The Sixth Form master, in a sermon, told the boys that “‘if I know anything of the spirit of a public schoolboy, and I think I do, they’re all longing to be in the thick of it’; and I remember criticising this mentally very strongly” (15).

In 1917 Barfield joined up; he followed his brother into the Signals Service, which was part of the Royal Engineers. GHe was posted to Worcester. He started as a pioneer, which is what they called privates in the Royal Engineers, and he spent a lot of time learning the Morse Code. When he was promoted to lance-corporal, he started giving short courses in wireless telegraphy to men who had come back from the front temporarily. They all seemed a lot older than him—”I was rather a baby-face in those days” (16)—and had all been through combat. He applied for a cadetship, as his brother had done, which was his route to promotion as an officer, but they seemed to have lost his papers. He stated in England for around 18 months.

At last his application came though, and he did officer-training, which involved going to riding-school, “learning to ride a horse and various things” (17).

I was then commissioned and became a second lieutenant and was hanging about in the officers’ mess waiting to be sent abroad when the Armistice was signed! But I was sent abroad just the same. You see, the machinery went on grinding. I was quite used to this by then. … I think I may have mentioned before that on active service if you wanted to send a message from one part of the line to another you could do it in various ways. Sometimes you could use an actual line of sticks, sometimes you could use telegraph, sometimes you could use a  runner to send a message. The one thing you never used was wireless telegraphy, because it was in its infancy then, it was almost experimental, there was no reliance on it at all. But once the Armistice was signed and there was no active service, it was never used (17).

As a consequence, he spent the period from November 1918 to June 1919 kicking his heels (his phrase) in Belgium, with nothing to do. He spent quite a lot of time improving his schoolboy French so that he could actually communicate in the language.

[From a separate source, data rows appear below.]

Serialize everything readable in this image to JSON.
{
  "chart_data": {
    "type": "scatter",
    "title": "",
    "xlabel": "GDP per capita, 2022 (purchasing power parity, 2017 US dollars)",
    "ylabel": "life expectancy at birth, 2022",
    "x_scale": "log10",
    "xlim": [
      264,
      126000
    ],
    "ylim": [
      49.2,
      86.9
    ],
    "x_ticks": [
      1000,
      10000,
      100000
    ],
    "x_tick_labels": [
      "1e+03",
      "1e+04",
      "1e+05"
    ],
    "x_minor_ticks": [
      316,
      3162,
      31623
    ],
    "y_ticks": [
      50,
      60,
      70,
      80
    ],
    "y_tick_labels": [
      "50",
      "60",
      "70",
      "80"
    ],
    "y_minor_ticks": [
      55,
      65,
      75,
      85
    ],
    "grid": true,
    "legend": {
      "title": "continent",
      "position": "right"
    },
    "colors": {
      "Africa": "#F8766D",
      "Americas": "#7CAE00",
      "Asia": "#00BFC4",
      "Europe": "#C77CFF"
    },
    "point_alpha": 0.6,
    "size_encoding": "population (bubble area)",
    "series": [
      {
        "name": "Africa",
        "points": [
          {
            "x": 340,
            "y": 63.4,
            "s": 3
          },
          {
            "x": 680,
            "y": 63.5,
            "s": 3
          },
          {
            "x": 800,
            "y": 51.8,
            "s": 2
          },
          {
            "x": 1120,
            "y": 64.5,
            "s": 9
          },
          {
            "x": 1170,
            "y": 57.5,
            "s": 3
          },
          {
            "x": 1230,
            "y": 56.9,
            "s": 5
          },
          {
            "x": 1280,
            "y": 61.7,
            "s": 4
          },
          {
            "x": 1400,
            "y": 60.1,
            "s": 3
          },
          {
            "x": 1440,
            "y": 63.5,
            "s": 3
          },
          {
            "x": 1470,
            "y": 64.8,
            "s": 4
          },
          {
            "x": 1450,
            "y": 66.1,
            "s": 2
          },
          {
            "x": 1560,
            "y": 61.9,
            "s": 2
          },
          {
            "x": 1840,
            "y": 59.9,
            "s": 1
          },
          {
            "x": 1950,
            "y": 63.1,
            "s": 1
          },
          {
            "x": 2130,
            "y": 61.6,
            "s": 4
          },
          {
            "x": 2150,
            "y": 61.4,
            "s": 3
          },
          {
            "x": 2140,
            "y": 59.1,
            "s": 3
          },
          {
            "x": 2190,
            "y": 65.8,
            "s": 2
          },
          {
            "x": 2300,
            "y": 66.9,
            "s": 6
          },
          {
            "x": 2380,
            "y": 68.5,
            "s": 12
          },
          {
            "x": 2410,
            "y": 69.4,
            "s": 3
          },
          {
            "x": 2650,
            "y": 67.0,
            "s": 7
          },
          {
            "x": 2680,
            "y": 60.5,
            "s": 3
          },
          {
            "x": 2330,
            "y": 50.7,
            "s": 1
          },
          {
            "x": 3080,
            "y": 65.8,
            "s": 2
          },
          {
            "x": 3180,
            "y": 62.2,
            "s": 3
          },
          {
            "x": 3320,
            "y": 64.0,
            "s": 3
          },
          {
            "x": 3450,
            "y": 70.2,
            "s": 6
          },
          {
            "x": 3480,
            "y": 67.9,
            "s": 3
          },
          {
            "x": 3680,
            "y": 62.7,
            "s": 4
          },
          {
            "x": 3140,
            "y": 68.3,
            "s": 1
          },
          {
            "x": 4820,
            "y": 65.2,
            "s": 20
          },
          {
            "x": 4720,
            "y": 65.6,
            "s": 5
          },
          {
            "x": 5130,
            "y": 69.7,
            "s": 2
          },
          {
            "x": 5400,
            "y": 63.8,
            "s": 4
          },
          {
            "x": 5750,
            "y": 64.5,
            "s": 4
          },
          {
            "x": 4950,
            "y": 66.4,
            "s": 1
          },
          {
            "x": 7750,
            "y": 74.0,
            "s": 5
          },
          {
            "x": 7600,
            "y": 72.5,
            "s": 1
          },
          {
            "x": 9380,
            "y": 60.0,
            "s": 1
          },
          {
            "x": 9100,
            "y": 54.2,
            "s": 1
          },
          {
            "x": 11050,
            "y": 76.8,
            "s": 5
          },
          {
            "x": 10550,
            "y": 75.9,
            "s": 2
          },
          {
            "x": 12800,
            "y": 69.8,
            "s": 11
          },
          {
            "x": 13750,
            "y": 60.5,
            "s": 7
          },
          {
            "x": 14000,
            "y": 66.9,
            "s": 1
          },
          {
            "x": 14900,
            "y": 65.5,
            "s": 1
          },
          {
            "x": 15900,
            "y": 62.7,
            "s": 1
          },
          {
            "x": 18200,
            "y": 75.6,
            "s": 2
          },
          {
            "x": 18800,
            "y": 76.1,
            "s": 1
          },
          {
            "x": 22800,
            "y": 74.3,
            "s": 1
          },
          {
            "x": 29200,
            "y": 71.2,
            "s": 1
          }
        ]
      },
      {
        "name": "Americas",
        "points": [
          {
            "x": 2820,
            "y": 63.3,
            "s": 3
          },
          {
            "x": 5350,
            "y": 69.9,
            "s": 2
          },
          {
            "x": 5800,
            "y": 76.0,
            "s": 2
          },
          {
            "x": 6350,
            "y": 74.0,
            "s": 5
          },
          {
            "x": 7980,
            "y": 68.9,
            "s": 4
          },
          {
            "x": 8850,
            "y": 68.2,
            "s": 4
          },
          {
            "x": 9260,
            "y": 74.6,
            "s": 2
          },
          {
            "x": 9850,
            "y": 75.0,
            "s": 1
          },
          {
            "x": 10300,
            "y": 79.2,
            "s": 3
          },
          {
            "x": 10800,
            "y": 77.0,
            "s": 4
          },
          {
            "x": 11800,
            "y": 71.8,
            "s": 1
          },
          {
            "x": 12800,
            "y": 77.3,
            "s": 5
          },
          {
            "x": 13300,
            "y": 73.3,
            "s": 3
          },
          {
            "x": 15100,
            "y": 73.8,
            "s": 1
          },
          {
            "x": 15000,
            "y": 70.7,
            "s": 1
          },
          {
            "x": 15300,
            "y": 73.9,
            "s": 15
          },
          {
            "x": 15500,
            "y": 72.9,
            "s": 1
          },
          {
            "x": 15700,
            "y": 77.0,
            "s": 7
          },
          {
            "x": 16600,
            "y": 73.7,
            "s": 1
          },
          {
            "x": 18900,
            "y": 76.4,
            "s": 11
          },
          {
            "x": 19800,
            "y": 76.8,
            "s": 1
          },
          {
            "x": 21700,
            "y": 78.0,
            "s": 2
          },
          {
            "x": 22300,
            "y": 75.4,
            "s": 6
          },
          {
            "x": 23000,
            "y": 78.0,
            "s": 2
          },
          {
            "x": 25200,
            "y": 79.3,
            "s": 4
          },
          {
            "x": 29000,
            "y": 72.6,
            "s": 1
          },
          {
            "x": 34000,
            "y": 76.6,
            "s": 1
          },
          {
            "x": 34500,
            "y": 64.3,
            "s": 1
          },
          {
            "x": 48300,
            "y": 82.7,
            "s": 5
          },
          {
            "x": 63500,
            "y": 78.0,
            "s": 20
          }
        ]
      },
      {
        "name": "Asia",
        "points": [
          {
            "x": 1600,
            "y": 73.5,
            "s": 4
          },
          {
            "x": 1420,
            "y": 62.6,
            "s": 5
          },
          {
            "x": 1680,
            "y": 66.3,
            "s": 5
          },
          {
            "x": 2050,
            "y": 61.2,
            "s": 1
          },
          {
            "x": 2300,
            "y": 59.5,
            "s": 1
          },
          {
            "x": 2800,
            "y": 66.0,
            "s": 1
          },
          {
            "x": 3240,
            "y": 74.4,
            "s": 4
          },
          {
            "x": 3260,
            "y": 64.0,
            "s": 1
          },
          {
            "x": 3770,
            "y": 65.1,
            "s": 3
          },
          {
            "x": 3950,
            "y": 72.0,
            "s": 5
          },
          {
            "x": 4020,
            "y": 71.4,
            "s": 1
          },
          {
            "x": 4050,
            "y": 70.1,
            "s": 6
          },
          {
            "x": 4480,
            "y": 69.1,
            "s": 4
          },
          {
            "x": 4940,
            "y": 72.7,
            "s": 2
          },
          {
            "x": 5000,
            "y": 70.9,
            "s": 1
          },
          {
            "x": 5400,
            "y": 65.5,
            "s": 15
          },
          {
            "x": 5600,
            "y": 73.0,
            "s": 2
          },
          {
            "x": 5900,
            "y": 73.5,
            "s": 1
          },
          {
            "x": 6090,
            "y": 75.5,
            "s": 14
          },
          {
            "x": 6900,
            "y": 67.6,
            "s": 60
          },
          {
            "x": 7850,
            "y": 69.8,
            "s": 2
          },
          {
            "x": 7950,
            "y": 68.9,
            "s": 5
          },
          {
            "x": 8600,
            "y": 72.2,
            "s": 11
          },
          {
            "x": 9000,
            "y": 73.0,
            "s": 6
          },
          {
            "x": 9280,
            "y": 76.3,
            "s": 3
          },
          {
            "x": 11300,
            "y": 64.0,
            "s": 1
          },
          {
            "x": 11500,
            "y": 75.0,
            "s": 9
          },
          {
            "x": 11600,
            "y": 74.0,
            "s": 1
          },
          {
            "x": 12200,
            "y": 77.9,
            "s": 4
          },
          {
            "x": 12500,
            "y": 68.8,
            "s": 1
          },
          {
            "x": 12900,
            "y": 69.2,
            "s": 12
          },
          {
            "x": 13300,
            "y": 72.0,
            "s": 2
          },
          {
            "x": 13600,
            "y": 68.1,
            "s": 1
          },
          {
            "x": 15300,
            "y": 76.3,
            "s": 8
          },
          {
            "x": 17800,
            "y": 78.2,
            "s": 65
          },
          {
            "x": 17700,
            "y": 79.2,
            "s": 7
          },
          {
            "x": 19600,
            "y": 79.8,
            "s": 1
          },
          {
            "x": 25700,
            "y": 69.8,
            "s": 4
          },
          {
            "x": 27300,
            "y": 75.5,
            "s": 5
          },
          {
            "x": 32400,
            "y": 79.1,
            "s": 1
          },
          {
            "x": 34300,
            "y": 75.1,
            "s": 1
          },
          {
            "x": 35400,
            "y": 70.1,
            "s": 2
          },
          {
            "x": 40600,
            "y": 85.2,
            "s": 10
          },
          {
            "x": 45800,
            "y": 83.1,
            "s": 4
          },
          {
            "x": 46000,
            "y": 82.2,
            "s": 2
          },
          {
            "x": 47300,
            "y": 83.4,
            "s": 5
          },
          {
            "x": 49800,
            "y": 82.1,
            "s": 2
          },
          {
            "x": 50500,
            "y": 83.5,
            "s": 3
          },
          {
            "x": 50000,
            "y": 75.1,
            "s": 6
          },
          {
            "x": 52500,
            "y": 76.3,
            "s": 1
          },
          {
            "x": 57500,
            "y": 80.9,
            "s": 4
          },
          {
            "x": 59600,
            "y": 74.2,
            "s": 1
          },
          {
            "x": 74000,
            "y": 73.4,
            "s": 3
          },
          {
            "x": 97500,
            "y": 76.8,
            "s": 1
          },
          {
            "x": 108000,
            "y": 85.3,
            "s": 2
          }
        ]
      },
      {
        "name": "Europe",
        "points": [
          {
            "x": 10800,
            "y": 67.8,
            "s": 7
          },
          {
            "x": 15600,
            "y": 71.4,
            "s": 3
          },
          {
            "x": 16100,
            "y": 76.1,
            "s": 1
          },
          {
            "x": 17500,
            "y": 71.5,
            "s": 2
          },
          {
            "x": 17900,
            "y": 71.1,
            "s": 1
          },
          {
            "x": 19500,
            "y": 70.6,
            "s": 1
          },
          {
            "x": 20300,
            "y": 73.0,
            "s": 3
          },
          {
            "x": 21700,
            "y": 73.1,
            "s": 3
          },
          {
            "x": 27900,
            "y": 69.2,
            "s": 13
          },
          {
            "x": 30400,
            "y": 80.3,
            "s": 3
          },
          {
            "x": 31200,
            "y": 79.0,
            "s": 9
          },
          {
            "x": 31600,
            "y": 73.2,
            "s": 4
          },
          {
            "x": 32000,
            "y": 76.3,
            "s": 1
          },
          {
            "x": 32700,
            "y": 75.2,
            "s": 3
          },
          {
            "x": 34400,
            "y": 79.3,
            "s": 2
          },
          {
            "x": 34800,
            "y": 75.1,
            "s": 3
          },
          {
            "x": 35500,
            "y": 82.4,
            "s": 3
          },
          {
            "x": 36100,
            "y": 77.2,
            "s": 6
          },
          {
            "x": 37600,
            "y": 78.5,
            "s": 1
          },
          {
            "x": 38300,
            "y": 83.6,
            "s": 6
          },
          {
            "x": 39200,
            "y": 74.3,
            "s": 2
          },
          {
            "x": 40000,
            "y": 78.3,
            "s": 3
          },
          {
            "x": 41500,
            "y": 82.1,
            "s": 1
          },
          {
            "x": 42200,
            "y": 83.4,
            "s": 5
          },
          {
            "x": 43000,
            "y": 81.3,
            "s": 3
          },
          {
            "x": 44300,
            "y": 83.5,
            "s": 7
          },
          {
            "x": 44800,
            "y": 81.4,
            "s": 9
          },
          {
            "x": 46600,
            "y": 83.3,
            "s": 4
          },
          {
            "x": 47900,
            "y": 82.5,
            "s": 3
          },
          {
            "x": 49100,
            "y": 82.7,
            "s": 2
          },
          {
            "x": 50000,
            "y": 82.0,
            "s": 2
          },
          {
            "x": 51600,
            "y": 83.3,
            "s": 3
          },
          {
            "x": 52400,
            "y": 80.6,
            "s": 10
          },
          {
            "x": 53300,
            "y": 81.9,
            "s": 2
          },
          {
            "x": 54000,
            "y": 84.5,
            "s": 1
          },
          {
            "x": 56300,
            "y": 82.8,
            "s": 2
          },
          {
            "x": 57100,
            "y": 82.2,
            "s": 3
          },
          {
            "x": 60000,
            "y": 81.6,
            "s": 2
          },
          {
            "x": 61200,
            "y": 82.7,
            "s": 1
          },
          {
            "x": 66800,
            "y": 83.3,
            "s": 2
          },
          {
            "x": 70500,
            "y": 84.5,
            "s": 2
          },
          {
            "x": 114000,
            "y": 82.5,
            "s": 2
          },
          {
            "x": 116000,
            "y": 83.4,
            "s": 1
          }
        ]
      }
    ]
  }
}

And then (since the men had nothing otto either) he was selected as one of the officers looking after the education of his unit.  They sent him, in uniform, to Keble College, Oxford, to train for this, and he was tutored by someone with a real interest in English literature. This was why, when he was finally demobbed and went to Wadham College, Oxford, as a student, he applied to switch from reading Greats to reading English language and literature.